Dronin-Fenton D, Dalvi T, Movva N, Pedersen I, Hansen H, Fryzek J, Mellemgaard A, Rasmussen T, Klein A, Hamilton-Dutoit S, Nørgaard M. PD-L1 expression and survival in stage III unresectable non-small cell lung cancer patients in Denmark. Abstract #2865. Accepted for presentation to a virtual meeting (due to COVID-19) of the European Society for Medical Oncology (ESMO), August 2020.
Abstract
Background
Anti-PD-L1 therapy improves the prognosis in advanced non-small cell lung cancer (NSCLC). We examined the association between PD-L1 expression and survival in unresectable stage III NSCLC patients treated with standard of care therapy.
Methods
We obtained data on unresectable stage III NSCLC patients (defined via American Joint Committee on Cancer staging and without surgery up to 120 days after diagnosis) diagnosed from 2001 to 2012 from the Danish Lung Cancer Registry.

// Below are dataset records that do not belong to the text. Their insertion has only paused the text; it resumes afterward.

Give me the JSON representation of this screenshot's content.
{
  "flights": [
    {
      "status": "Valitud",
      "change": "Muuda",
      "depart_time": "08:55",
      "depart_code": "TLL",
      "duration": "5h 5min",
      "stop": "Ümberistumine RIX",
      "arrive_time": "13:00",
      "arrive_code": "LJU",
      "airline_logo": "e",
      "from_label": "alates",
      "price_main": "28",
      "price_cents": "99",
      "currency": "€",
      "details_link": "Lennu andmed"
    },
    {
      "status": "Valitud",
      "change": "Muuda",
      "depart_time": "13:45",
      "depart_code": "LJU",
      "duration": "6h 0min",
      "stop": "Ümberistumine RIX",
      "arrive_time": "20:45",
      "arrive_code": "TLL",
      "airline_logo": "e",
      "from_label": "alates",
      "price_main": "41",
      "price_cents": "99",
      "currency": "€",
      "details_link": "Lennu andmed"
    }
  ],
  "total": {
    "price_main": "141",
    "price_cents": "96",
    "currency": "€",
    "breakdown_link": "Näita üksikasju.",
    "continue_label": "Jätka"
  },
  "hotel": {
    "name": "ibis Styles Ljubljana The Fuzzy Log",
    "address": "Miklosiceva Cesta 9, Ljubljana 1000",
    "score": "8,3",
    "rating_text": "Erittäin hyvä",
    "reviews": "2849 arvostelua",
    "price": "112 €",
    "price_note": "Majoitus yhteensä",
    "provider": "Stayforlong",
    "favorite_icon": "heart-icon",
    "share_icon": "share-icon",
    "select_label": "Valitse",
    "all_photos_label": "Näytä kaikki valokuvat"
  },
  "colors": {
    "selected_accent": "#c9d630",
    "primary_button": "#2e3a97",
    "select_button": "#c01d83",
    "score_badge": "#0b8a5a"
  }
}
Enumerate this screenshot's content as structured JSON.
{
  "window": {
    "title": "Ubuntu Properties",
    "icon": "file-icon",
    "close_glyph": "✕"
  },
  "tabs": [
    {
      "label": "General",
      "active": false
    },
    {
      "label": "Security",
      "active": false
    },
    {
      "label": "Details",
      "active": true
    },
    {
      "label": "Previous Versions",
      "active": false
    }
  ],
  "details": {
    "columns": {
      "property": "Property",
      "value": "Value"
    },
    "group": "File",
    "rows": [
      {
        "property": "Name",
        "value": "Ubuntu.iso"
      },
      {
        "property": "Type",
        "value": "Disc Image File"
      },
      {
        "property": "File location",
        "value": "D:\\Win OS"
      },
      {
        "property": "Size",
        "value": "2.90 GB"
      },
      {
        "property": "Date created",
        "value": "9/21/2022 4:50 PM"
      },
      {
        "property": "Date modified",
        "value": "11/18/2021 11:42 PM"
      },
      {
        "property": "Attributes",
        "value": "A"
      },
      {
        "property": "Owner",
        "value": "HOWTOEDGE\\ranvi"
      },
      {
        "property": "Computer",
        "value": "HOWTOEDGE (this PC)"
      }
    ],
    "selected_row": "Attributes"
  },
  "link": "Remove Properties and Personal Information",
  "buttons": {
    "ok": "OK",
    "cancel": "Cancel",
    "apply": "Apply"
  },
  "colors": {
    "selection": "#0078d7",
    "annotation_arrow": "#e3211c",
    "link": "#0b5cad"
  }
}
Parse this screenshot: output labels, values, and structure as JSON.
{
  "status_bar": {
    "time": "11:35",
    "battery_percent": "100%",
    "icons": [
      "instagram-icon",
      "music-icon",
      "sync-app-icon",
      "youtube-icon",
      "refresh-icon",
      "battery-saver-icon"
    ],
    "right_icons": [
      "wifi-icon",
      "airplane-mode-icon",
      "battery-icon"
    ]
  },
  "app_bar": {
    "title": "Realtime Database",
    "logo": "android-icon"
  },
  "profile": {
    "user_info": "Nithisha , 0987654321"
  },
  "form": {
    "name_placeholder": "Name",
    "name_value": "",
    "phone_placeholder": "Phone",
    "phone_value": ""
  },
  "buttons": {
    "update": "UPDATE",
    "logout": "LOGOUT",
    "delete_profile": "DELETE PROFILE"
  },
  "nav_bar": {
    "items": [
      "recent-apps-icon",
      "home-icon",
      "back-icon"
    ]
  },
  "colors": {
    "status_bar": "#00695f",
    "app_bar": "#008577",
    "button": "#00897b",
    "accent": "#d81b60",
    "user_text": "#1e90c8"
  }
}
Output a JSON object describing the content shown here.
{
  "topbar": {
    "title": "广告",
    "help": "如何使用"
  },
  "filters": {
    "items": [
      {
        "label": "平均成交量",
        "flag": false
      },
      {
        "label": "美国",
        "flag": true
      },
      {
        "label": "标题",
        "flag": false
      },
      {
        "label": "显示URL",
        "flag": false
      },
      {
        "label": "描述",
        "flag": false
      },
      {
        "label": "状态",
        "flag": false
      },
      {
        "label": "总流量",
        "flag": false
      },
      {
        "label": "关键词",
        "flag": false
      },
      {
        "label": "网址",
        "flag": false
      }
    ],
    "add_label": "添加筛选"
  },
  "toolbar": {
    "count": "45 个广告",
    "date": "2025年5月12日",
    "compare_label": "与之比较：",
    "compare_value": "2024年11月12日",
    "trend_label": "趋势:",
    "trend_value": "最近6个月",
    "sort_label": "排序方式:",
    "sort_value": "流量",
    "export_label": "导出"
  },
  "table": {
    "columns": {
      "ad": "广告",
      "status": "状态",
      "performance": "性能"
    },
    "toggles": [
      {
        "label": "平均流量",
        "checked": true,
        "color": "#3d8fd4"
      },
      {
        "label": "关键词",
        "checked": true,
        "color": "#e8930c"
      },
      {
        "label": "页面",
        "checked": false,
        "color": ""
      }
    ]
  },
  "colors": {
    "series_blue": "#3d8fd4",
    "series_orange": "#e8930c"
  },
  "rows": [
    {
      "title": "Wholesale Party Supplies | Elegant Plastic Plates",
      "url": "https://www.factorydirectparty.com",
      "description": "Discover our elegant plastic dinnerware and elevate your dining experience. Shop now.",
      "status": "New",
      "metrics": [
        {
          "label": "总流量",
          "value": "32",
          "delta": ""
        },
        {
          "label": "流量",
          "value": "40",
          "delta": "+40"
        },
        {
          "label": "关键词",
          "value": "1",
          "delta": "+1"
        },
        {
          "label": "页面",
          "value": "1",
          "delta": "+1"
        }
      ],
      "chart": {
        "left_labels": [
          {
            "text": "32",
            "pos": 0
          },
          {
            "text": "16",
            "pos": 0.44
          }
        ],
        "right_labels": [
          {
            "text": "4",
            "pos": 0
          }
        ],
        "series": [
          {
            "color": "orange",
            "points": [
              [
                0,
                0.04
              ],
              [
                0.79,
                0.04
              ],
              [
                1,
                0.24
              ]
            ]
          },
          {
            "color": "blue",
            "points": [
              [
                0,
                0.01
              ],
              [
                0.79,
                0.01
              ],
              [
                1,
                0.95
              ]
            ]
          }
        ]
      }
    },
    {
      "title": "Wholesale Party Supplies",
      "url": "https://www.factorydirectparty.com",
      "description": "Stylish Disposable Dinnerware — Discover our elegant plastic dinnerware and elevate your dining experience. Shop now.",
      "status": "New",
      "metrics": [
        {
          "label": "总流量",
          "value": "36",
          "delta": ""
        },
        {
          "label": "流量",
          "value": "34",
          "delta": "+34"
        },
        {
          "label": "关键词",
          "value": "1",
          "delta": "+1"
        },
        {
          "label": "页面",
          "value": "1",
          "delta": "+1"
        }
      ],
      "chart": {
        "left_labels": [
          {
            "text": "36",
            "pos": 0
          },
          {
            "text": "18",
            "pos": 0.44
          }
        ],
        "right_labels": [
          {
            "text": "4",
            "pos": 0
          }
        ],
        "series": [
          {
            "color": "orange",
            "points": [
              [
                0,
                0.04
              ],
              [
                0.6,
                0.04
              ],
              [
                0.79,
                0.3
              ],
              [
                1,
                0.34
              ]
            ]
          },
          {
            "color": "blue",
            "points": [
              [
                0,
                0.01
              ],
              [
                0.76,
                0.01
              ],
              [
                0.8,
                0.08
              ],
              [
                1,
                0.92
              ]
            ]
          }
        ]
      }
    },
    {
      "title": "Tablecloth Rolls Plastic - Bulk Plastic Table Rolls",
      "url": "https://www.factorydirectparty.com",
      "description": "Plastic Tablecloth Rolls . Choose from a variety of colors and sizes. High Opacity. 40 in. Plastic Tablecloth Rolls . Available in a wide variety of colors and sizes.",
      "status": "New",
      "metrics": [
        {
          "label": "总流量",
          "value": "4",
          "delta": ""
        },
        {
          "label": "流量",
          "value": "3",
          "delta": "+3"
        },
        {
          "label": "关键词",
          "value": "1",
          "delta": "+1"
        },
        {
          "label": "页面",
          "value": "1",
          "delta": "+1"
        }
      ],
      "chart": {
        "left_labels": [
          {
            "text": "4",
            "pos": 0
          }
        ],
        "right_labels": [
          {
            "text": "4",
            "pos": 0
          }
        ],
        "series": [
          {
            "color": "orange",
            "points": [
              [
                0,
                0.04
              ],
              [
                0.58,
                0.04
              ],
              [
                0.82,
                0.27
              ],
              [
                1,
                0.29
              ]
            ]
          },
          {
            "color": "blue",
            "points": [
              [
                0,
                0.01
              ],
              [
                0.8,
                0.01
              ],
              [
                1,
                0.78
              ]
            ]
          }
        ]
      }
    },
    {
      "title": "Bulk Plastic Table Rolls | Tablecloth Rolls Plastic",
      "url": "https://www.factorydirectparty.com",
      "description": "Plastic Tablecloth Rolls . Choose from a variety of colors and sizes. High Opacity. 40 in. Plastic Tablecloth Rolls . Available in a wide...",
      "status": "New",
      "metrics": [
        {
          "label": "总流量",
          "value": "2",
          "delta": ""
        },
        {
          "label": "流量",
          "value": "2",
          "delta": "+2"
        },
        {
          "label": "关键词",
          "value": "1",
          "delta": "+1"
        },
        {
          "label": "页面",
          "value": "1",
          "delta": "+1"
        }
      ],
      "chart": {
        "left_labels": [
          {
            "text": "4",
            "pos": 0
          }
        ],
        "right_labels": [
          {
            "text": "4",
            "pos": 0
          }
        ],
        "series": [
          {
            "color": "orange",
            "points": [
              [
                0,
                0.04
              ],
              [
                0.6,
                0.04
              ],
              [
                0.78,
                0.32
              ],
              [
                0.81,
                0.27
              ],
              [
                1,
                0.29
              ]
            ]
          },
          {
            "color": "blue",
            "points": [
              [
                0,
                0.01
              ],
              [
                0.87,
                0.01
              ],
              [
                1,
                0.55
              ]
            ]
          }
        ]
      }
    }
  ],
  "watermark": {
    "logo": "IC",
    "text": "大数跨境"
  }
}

We retrieved clinical data from Danish population-based registries and paraffin-embedded tumor tissue from pathology archives. We assessed PD-L1 expression in tumors and tumor-infiltrating lymphocytes using the Ventana IHC (SP263) validated assay (≥1% threshold for positivity). Follow-up began at time of NSCLC diagnosis and continued to death, emigration, or 31/12/2014. We used Cox regression to compute hazard ratios (HRs) and associated 95% confidence intervals (95% CIs) for the association of PD-L1 expression with death, adjusting for age, sex, histology, Charlson comorbidity score, and age of the tumor specimen.
Results
Of 305 patients, 183 (60%) were men, 167 (55%) were >65 years at diagnosis. Overall, 148 (49%) patients had adenocarcinoma, 117 (38%) had squamous histology. 149 (49%) had PD-L1 positive tumors (≥1%). Among PD-L1 positive tumors, 51% had stage IIIA, 49% had stage IIIB disease. Among PD-L1 negative tumors, 58% had stage IIIA and 42% had stage IIIB tumors. Tumor cell positivity for PD-L1 ≥1% vs PD-L1 <1% yielded an HR=0.83 (95%CI=0.63-1.10), while PD-L1 measured as a continuous variable yielded a HR=1.00 (95%CI=0.99-1.00). Immune cell positivity for PD-L1 ≥1% yielded HR of 0.51 (95%CI=0.39-0.68), compared with PD-L1 <1% . Tumor infiltration by immune cells measured as a continuous variable yielded an HR=0.96 (95% CI=0.93-0.99).
Conclusions
Findings from this Danish registry-based study suggests that PD-L1 expression in tumor-infiltrating immune cells may be associated with improved survival in unresectable stage III NSCLC patients. The implications of these findings on the effectiveness of PD-1/PD-L1 immunotherapy could not be investigated in this historical cohort.